PATHOLOGICAL ANATOMY.—The simplest post-mortem signs of bygone perisplenitis are the unusually dense fibrous adhesions between the spleen and surrounding parts. These may vary within wide limits. Exceptionally, the spleen will be found intimately adherent to surrounding parts throughout, and can only be separated from them by tearing it away. Under these circumstances, mostly in chronic malarial subjects, the capsule will be uniformly much thickened and sac-like. The splenic tissue may be reduced to a tarry, semi-fluid pulp that oozes through the lacerated walls. Sometimes the capsule of the spleen will show localized thickenings of dense cartilage-like consistency, usually on the convex surface. According to Wilks and Moxon (p. 487), "section shows them to be laminated parallel to the surface, and the microscope reveals a fibrinous structure, the fibres being arranged in dense areolated lamellæ." The same authors consider these to be among the most decisive evidences of chronic alcoholism. They may become calcified (Orth). It is not unlikely that they may often be the effects of syphilis. They undoubtedly often occur in syphilitic subjects. The interest attaching to them is entirely a pathological one, as the affection is never detected during life, and as they probably exert no influence whatever upon the duration of life or even upon the well-being of their bearer.
Lardaceous Spleen.
The spleen is more liable to lardaceous or amyloid disease than any other organ of the body. And, although in the further course of the degeneration other organs and tissues inevitably become implicated (unless the patient die of some intercurrent affection), the spleen may in the earlier stages be alone involved.
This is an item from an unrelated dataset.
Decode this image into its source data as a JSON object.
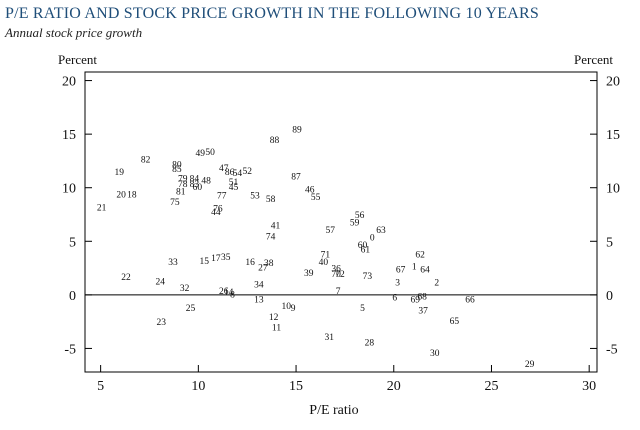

In 58 cases of lardaceous disease compiled from the records of the London Hospital, the spleen was the only organ in which the degeneration was detected in 28 cases, while it remained unaffected in only 10 cases.10
10 Turner, Transactions Patholog. Soc. Lond., vol. xxx.
The tendency of lardaceous disease toward generalization shows that it is under systemic and not local influence, though whether this influence is exerted in depositing preformed albuminoid material in the affected parts (infiltration), or in bringing about a special alteration in situ (degeneration), is even yet not definitely decided. Upon the one hand, the infiltration theory is upheld by Rindfleisch, Billroth, and others, while Fehr, Kyber, Cohnheim, and others consider it to be a result of tissue-metamorphosis. Cohnheim concludes that the infiltration theory could only be accepted upon the presumption that the lardaceous material is not a soluble but a corpuscular substance, or that it is only deposited in consequence of some acquired predisposition of the part. He regards the process as a local degeneration due to general causes in which the lardaceous material is derived from the pre-existing albumen of the tissues. According to Virchow and Kyber, there is brought to the tissue whose nutrition is somehow lowered a substance, between which and a malarial substance formed in loco an intimate combination occurs, the result being lardaceous material (Ziegler).
This form of degeneration involves the spleen in one or both of two ways. It may appear as scattered points throughout the splenic substance, corresponding to the Malpighian bodies and presenting a resemblance to grains of boiled sago, or in a diffused manner, constituting true lardaceous spleen, in which the entire organ appears to be involved.
ETIOLOGY.—As in lardaceous disease of other parts, by far the most common causes of its development in the spleen are prolonged suppuration, especially of bone, the suppurative processes of phthisis pulmonalis and of scrofulosis. The next most frequent causative influence is syphilis, whether accompanied by prolonged suppuration or by the cachexia so often observed in this disorder. Chronic malarial poisoning, chronic diarrhoea, chronic alcoholism, and occasionally the less-rapidly fatal malignant new growths, may induce the degeneration. Exceptionally, it has been observed where no other general disturbance of nutrition had existed. The various causes of lardaceous degeneration have in common one feature, chronicity, though Mosler quotes from Cohnheim instances where lardaceous spleen was discovered in one case five months after joint injuries had been received, and in another four months after a compound fracture of the right leg.